I’m not going to post everything I say as part of my President’s Welcome and Announcements on Sunday mornings, but sometimes I will. Here’s what I had to say this morning:
Robert Wuthnow is Director of the Center for the Study of American Religion at Princeton University and author of the book Christianity in the 21st Century: Reflections on the Challenges Ahead. In that book, he said “Instead of being a reaction to fundamentalism, liberal religion needs to become a counterculture to secularism. [Liberal religion] should present itself as a third way.”
It’s easy for us to be a reaction to fundamentalism. We like being a reaction to fundamentalism. We’re too smart to fall for their claims of Biblical inerrancy, and we’re too ethical to threaten people with eternal damnation to get them to support our church.
But it’s a lot harder to present a practical alternative to the wider culture – the culture that says your value depends on how you look, how much money you have, what kind of car you drive, or how much education you have. It’s more difficult to challenge the culture that says faith doesn’t really matter and that communities aren’t worth the effort unless they’re giving me what I want.
Reacting to fundamentalism is easy – it lets us feel superior. Becoming a counterculture to secularism – now that requires some work.

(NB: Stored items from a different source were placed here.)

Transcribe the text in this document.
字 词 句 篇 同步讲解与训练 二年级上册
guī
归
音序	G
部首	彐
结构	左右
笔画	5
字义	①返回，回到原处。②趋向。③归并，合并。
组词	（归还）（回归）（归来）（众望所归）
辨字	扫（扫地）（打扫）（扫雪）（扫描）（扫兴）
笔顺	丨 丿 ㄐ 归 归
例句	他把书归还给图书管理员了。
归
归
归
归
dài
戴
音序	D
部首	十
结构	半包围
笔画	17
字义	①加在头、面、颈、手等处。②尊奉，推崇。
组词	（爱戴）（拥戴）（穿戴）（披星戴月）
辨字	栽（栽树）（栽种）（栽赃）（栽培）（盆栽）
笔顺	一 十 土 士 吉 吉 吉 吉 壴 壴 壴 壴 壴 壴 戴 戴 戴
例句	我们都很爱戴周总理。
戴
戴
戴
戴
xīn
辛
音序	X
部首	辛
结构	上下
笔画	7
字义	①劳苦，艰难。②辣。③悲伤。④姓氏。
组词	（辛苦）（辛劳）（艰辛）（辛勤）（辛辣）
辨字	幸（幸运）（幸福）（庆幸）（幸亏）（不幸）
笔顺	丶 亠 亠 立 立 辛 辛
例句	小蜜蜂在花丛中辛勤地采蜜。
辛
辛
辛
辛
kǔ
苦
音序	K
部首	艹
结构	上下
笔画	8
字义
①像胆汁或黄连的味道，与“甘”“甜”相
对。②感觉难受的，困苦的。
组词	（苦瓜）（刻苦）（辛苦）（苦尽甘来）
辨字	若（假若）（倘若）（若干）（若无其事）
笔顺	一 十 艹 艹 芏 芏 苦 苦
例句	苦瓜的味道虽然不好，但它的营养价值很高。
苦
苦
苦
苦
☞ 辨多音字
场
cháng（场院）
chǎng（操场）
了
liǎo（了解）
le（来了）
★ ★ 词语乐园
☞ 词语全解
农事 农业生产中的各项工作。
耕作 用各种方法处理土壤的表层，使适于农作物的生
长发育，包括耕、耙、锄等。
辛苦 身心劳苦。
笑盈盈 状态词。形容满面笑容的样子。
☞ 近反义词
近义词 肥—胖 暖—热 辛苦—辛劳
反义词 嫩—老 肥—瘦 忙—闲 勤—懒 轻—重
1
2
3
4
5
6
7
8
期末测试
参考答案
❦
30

But what good is a religion that doesn’t encourage you to examine your life and dare you to live up to your highest principles? As practitioners of liberal religion, we UUs need to challenge each other to reject secularism, materialism, and cynicism, and to truly embrace compassion, community, and the inherent worth of every person – including the fundamentalists.
Free religion isn’t easy religion, but it’s honest religion. I hope you’ll join us in building that “third way” here at the Denton Unitarian Universalist Fellowship.